His eyes grow dark at the question and his voice grows heavy as it tries to make sense of it all. “He was at the bar at the Bellagio and had gotten quite drunk. A security guard did not recognize him as one of their high rollers, likely due to the damage he sustained to his face in his wrestling match. He was seen to the door and sent outside into the cold, at which point he started walking toward the strip. He called his lawyer in Louisiana and while on the phone with him he stepped off the sidewalk in front of a city bus. Multiple broken bones, including a skull fracture. He’s lucky to be alive, they say. Had he been pulled under…”

I know exactly what that would have looked like. A few months back when I was in New Orleans I saw a man get run over by a bus and dragged halfway down the street until there was nothing left of him but blood and chunks.

“They brought him here and immediately sent him into surgery. His spleen was shredded, they say, and his lungs had collapsed. There was also a small tear in his aorta. Then there were the broken bones. Multiple ribs. His left arm, hip and ankle, and his skull was also fractured. He currently has a section of it removed because of the intracranial swelling.”

“Oh my god,” I say while bringing my hand to my face. Is that a little tear running down from my left eye? I’d like to thank the Academy. “Do they think he will come out of this? Is he still there?”

“They can’t say yet. Even if he does survive, there’s no guarantee he will ever wake up. If he does, there will be significant disabilities. As you can imagine, if you were his guardian in such a situation, he would require constant care. You must know this if you were to take on this responsibility, assuming the test comes back a match, of course.”

“Fetch the nurse,” I say while looking at poor old Jack with feigned sadness. “I will take the DNA test and, Mr. Quinlan—”

“Yes, my dear?”

“When it confirms that he is my brother, I promise you I will do whatever it takes to provide him with the necessary care to survive this tragedy and recover as much of his former self as medically possible. Now, if you don’t mind, may I have a moment with him while you arrange the test? You did say that they believe he can hear us, yes?”

“Indeed,” he says with a newfound warmth at my charade. “I will go immediately. Take your time. I only regret that it is after such a horrific accident that you two will be brought closer, but it is better to have happened now than never, I suppose.”

He disappears through the door and slides it shut behind him. Once he’s gone from my sight I walk over to the bedside. My hand reaches down to his and I curl my fingers about his wrist while bending down closer to the side of his head.

“It’s me, Nathan. Your sister. The one you refused to acknowledge. I imagine had you shown only a small amount of humility you wouldn’t be in this situation but what the truth is, you are exactly what I fear’d you would be. Weak, just like your mother.”

The space between the steady beep of the heart monitor grows shorter as his heart rate begins to rise.

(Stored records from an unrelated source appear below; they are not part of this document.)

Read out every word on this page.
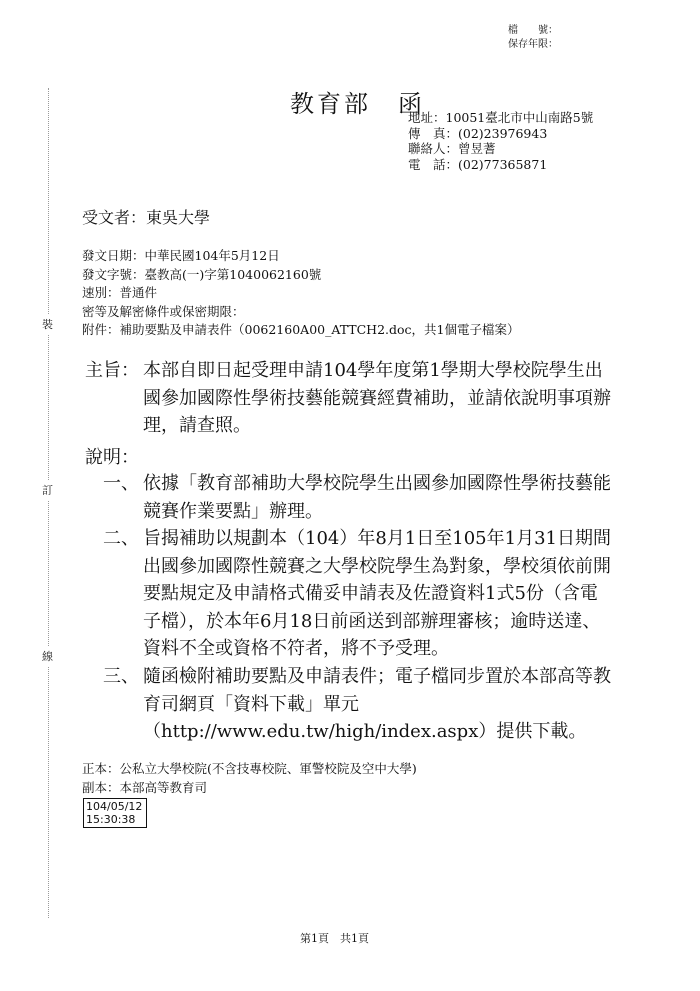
裝
訂
線
檔　　號：
保存年限：
教育部　函
地址：10051臺北市中山南路5號
傳　真：(02)23976943
聯絡人：曾昱蓍
電　話：(02)77365871
受文者：東吳大學
發文日期：中華民國104年5月12日
發文字號：臺教高(一)字第1040062160號
速別：普通件
密等及解密條件或保密期限：
附件：補助要點及申請表件（0062160A00_ATTCH2.doc，共1個電子檔案）
主旨： 本部自即日起受理申請104學年度第1學期大學校院學生出國參加國際性學術技藝能競賽經費補助，並請依說明事項辦理，請查照。
說明：
一、 依據「教育部補助大學校院學生出國參加國際性學術技藝能競賽作業要點」辦理。
二、 旨揭補助以規劃本（104）年8月1日至105年1月31日期間出國參加國際性競賽之大學校院學生為對象，學校須依前開要點規定及申請格式備妥申請表及佐證資料1式5份（含電子檔），於本年6月18日前函送到部辦理審核；逾時送達、資料不全或資格不符者，將不予受理。
三、 隨函檢附補助要點及申請表件；電子檔同步置於本部高等教育司網頁「資料下載」單元（http://www.edu.tw/high/index.aspx）提供下載。
正本：公私立大學校院(不含技專校院、軍警校院及空中大學)
副本：本部高等教育司
104/05/12
15:30:38
第1頁　共1頁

“I hope you live, brother. I do, because I know that is what our father would want, even if it means you are suffering in a vegetative state, trapped in a body that can never recover, because that is what you deserve for your weakness. You could have been like me. You could have been like our father. Instead, you are a quitter, just like that bitch Jacquiline Moreau.”

The door slides open. I stand up and turn to Quinal enter, followed by a male nurse pushing a cart with the required equipment to take a blood sample. He seems to notice the elevated heart rate.

“Is he in pain, you think,” I ask with a light, concerned voice. “I hate the thought of him suffering.”

“I’ll talk to the doctor about increasing his morphine,” the nurse says while slipping on a pair of nylon gloves. “Take a seat please. This won’t take but a moment.”

I sit down in the uncomfortable chair and pull my left arm out of my jacket. While he ties the rubber tube around my bicep and begins feeling along the inside of my elbow for a suitable vein, I watch Jack lay there helplessly as I take back all the gifts our father bestowed upon him and hope that he is completely aware that his life will be nothing more than grains of sand slipping through my fingers.